I thought this was going to be one of those swaps where someone shovels a giant 3.7l Mercruiser four-banger under the hood to pick up some power and conversation starters. I’m a fan of big fours and shoving 220+ cubic inches in just four pots under a hood is pretty sweet as far as I’m concerned.
This? This is just nutty for nuttiness’ sake, like powering a pickup with a mower engine. You can do it and sometimes it’s even halfway practical – Robot Cantina on YouTube has repowered a first-gen Insight with a three-cylinder Kubota diesel and its fuel economy is a little better than stock. But it’s just a WTH project, a way to fill time. So for the views, it works.

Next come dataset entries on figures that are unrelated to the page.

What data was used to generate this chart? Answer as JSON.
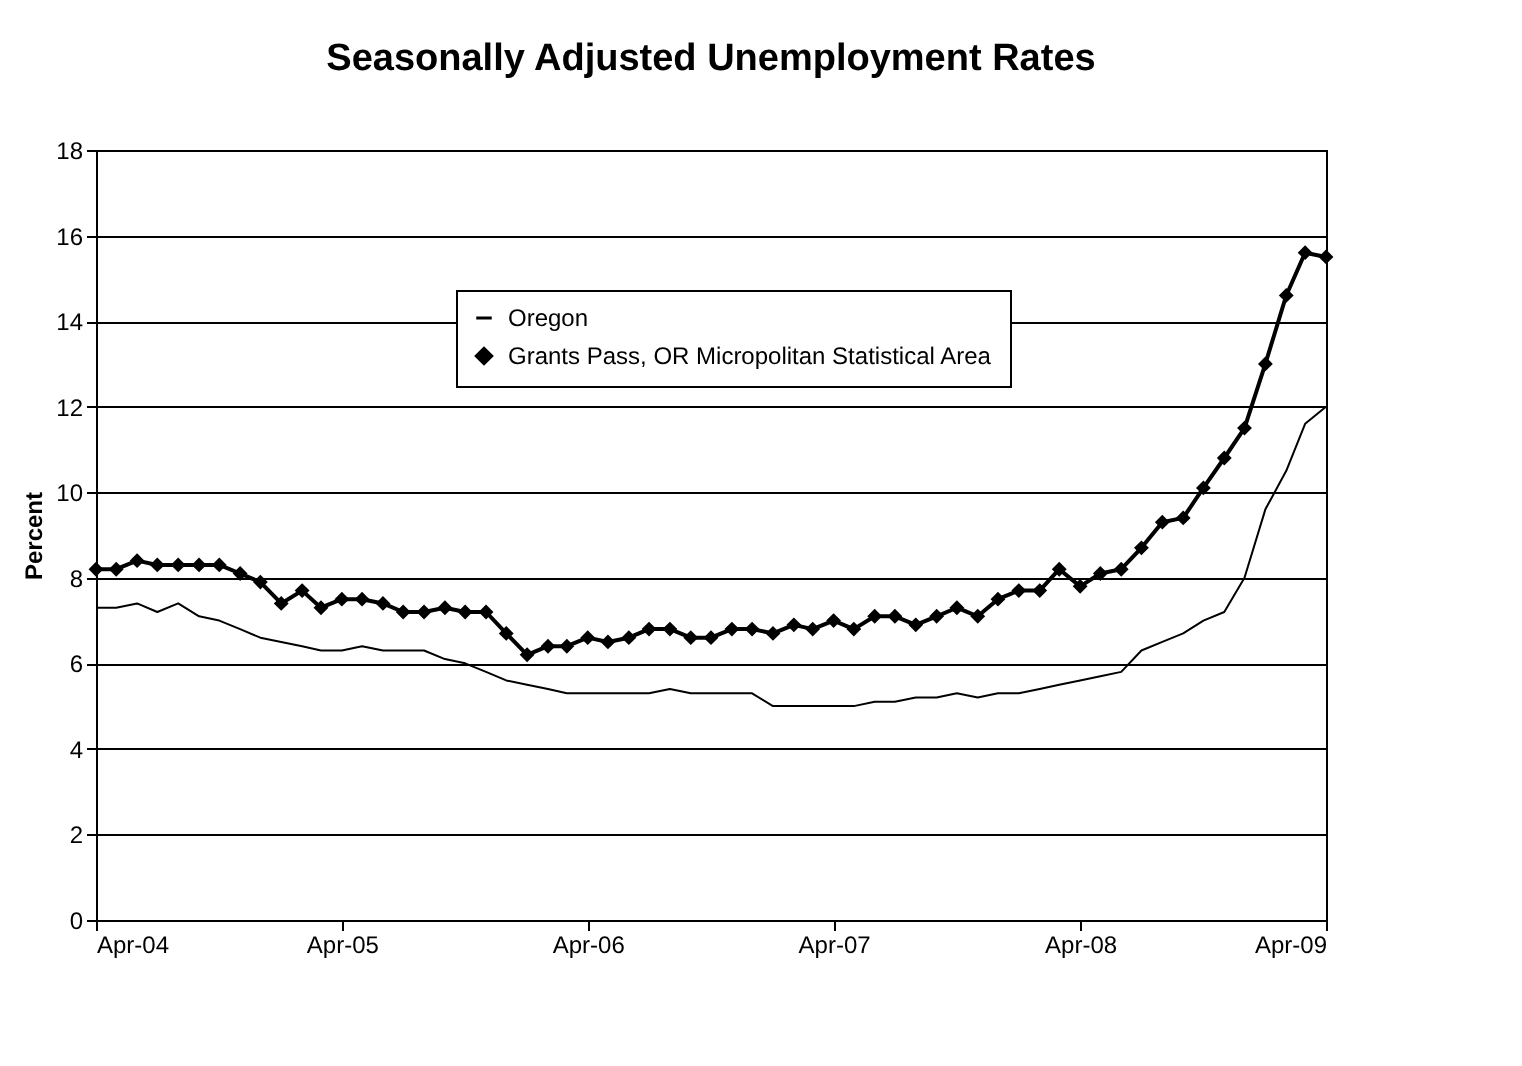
{
  "chart_data": {
    "type": "line",
    "title": "Seasonally Adjusted Unemployment Rates",
    "ylabel": "Percent",
    "x": [
      "2004-04",
      "2004-05",
      "2004-06",
      "2004-07",
      "2004-08",
      "2004-09",
      "2004-10",
      "2004-11",
      "2004-12",
      "2005-01",
      "2005-02",
      "2005-03",
      "2005-04",
      "2005-05",
      "2005-06",
      "2005-07",
      "2005-08",
      "2005-09",
      "2005-10",
      "2005-11",
      "2005-12",
      "2006-01",
      "2006-02",
      "2006-03",
      "2006-04",
      "2006-05",
      "2006-06",
      "2006-07",
      "2006-08",
      "2006-09",
      "2006-10",
      "2006-11",
      "2006-12",
      "2007-01",
      "2007-02",
      "2007-03",
      "2007-04",
      "2007-05",
      "2007-06",
      "2007-07",
      "2007-08",
      "2007-09",
      "2007-10",
      "2007-11",
      "2007-12",
      "2008-01",
      "2008-02",
      "2008-03",
      "2008-04",
      "2008-05",
      "2008-06",
      "2008-07",
      "2008-08",
      "2008-09",
      "2008-10",
      "2008-11",
      "2008-12",
      "2009-01",
      "2009-02",
      "2009-03",
      "2009-04"
    ],
    "series": [
      {
        "name": "Oregon",
        "color": "#000000",
        "marker": "none",
        "values": [
          7.3,
          7.3,
          7.4,
          7.2,
          7.4,
          7.1,
          7.0,
          6.8,
          6.6,
          6.5,
          6.4,
          6.3,
          6.3,
          6.4,
          6.3,
          6.3,
          6.3,
          6.1,
          6.0,
          5.8,
          5.6,
          5.5,
          5.4,
          5.3,
          5.3,
          5.3,
          5.3,
          5.3,
          5.4,
          5.3,
          5.3,
          5.3,
          5.3,
          5.0,
          5.0,
          5.0,
          5.0,
          5.0,
          5.1,
          5.1,
          5.2,
          5.2,
          5.3,
          5.2,
          5.3,
          5.3,
          5.4,
          5.5,
          5.6,
          5.7,
          5.8,
          6.3,
          6.5,
          6.7,
          7.0,
          7.2,
          8.0,
          9.6,
          10.5,
          11.6,
          12.0
        ]
      },
      {
        "name": "Grants Pass, OR Micropolitan Statistical Area",
        "color": "#000000",
        "marker": "diamond",
        "values": [
          8.2,
          8.2,
          8.4,
          8.3,
          8.3,
          8.3,
          8.3,
          8.1,
          7.9,
          7.4,
          7.7,
          7.3,
          7.5,
          7.5,
          7.4,
          7.2,
          7.2,
          7.3,
          7.2,
          7.2,
          6.7,
          6.2,
          6.4,
          6.4,
          6.6,
          6.5,
          6.6,
          6.8,
          6.8,
          6.6,
          6.6,
          6.8,
          6.8,
          6.7,
          6.9,
          6.8,
          7.0,
          6.8,
          7.1,
          7.1,
          6.9,
          7.1,
          7.3,
          7.1,
          7.5,
          7.7,
          7.7,
          8.2,
          7.8,
          8.1,
          8.2,
          8.7,
          9.3,
          9.4,
          10.1,
          10.8,
          11.5,
          13.0,
          14.6,
          15.6,
          15.5
        ]
      }
    ],
    "xlim": [
      "2004-04",
      "2009-04"
    ],
    "xticks": [
      {
        "value": "2004-04",
        "label": "Apr-04"
      },
      {
        "value": "2005-04",
        "label": "Apr-05"
      },
      {
        "value": "2006-04",
        "label": "Apr-06"
      },
      {
        "value": "2007-04",
        "label": "Apr-07"
      },
      {
        "value": "2008-04",
        "label": "Apr-08"
      },
      {
        "value": "2009-04",
        "label": "Apr-09"
      }
    ],
    "ylim": [
      0,
      18
    ],
    "yticks": [
      0,
      2,
      4,
      6,
      8,
      10,
      12,
      14,
      16,
      18
    ],
    "grid": "y",
    "legend": "top"
  }
}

How about a 300hp Evinrude in a Volvo?
This V8 Volvo uses a two-stroke home-made boat engine, and it sounds nuts | CarExpert
“It came to us when we were drunk”…
Hhahahha That’s an awesome opening line
Something about an outboard motor being so poorly adapted to land use in a truck, combined with the poor design choices like the chain drive and open-loop cooling, make this such a madman-ish, beautiful hellscape of a project.
This is hilarious.
TIL most(?) boat motors aren’t adapted car/truck motors like I’d always thought!
True, although according to Car and Driver the V6 Honda outboard is adapted from the J series V6.

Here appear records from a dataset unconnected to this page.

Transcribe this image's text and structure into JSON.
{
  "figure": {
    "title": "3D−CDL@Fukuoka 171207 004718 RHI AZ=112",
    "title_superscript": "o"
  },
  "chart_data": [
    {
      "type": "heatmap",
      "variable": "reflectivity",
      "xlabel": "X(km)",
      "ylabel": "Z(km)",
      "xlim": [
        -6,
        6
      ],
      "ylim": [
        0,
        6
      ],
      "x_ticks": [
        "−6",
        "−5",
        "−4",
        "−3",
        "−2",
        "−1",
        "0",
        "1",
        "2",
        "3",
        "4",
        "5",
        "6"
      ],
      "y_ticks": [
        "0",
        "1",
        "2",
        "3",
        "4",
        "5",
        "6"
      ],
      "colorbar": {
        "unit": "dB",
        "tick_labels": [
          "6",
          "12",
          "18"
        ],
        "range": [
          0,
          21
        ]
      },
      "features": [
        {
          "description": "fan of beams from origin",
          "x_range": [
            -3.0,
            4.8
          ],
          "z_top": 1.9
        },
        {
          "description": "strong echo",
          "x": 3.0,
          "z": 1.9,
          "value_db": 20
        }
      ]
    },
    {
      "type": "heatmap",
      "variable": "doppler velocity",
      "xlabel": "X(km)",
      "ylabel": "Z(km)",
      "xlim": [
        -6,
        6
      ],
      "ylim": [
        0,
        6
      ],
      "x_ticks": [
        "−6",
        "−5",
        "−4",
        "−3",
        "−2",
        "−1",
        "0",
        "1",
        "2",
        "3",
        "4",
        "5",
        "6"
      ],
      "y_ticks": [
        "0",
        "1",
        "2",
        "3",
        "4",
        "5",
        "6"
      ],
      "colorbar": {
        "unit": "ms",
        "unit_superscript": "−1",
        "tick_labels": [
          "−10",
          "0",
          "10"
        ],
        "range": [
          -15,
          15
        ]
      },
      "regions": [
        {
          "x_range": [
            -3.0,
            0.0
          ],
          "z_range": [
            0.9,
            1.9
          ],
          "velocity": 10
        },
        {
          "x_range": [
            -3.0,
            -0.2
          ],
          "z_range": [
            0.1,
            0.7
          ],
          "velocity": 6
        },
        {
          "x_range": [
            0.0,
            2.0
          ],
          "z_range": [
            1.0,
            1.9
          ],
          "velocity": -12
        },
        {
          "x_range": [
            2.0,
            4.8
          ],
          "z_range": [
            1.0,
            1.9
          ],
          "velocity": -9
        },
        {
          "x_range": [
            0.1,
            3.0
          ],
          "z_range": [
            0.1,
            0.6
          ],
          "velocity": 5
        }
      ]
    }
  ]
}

I need to connect these guys with my stepdad and they could try to get a fully amphibious Ranger. My stepdad once forgot to engage our 1992 Ranger’s parking brake on the boat ramp and the truck got a quick seaworthiness test when it rolled back into the lake.
I can watch boat ramp fails all day.
Total loss cooling system is a lazy choice.

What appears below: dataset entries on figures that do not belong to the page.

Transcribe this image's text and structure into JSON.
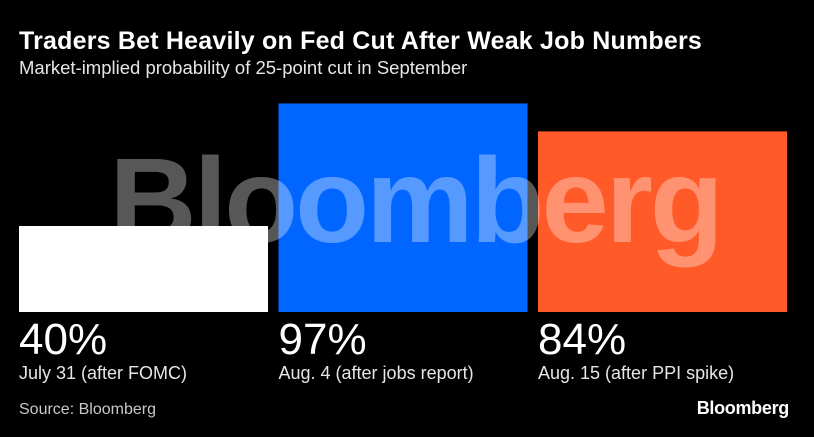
{
  "title": "Traders Bet Heavily on Fed Cut After Weak Job Numbers",
  "subtitle": "Market-implied probability of 25-point cut in September",
  "source": "Source: Bloomberg",
  "logo": "Bloomberg",
  "watermark": "Bloomberg",
  "chart_data": {
    "type": "bar",
    "title": "Traders Bet Heavily on Fed Cut After Weak Job Numbers",
    "subtitle": "Market-implied probability of 25-point cut in September",
    "categories": [
      "July 31 (after FOMC)",
      "Aug. 4 (after jobs report)",
      "Aug. 15 (after PPI spike)"
    ],
    "values": [
      40,
      97,
      84
    ],
    "value_labels": [
      "40%",
      "97%",
      "84%"
    ],
    "unit": "%",
    "colors": [
      "#ffffff",
      "#0066ff",
      "#ff5a28"
    ],
    "ylim": [
      0,
      100
    ],
    "xlabel": "",
    "ylabel": "",
    "grid": false,
    "legend": "none"
  }
}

Even just routing it back to the 55 gallon drum should be enough of a ‘radiator’ to last a good amount of time. Putting an actual radiator in wouldn’t be much more work.
Also, the radiator was already there. It probably would have been less work than the drum. Not as good for comedy though.
Some ‘Geniuses’
Much better, thank you.
Maybe instead of a boat motor in a truck they should make the truck into a boat.
Wow, that is a really low bar for “attention to detail.”
Just proves my point: the smaller the truck, the bigger the Johnson.
Vertical V4, fuck yeah
“… they snuck in some nitrous oxide and plumbed it to go straight into the carb.”
Adding nitrous to improve your Johnson? There has to be a Viagra joke here somewhere.
Seems a waste of what was a perfectly good and fairly rare Ranger just to get some page clicks.
I wonder how much money they made off that after all was said and done?
And you just concisely described the ‘world of YouTube.’ The internet gong show.
As a dude, I would have a difficult time sticking my Johnson in a ranger 😉
As someone allegedly conceived in a 64 Beetle, I have to say that , if the want is strong, a way will be found
So, you’re living proof of Herbie, the Love Bug! ヽ(͡◕ ͜ʖ ͡◕)ノ
Anyone find it ironic that an article about boat-motored cars is written by ‘Rivers’?
Rivers trolls the internet looking for ex-stream content.
“ … they cut a giant hole in the hood to ensure that they can still close it while the Johnson sits erect.”
Might have fit better if they’d waited until the Johnson was flaccid again.
Needs a bumper sticker “Gone Fishing”
That chain drive is an anchor around the neck of this project. Won’t be long before it goes under.
Geniuses?
How much water will this Ford ford? Thinking at least to the hoodline.
If you’re going to make this Ford ford water then I think you can afFord a simple mod that intakes water at the front end of the Ford below the line of the water that you’re fording.
Oh right then you can ford the water in the Ford and not have to afFord that bucket of water in the back!
And will driving it make you start Pining for the Fjords?
Pinin’ for the fjords, what kind of talk is that?!
Eees pining. If we don’t keep ’em locked up, he’ll go VOOM!!!
Glad they used and afFordable truck. Else they would be underwater with this boat-anchor of a project.
This is too awesome and jank not to love.
With the help of social media, there is no limit to humanity’s backward progress.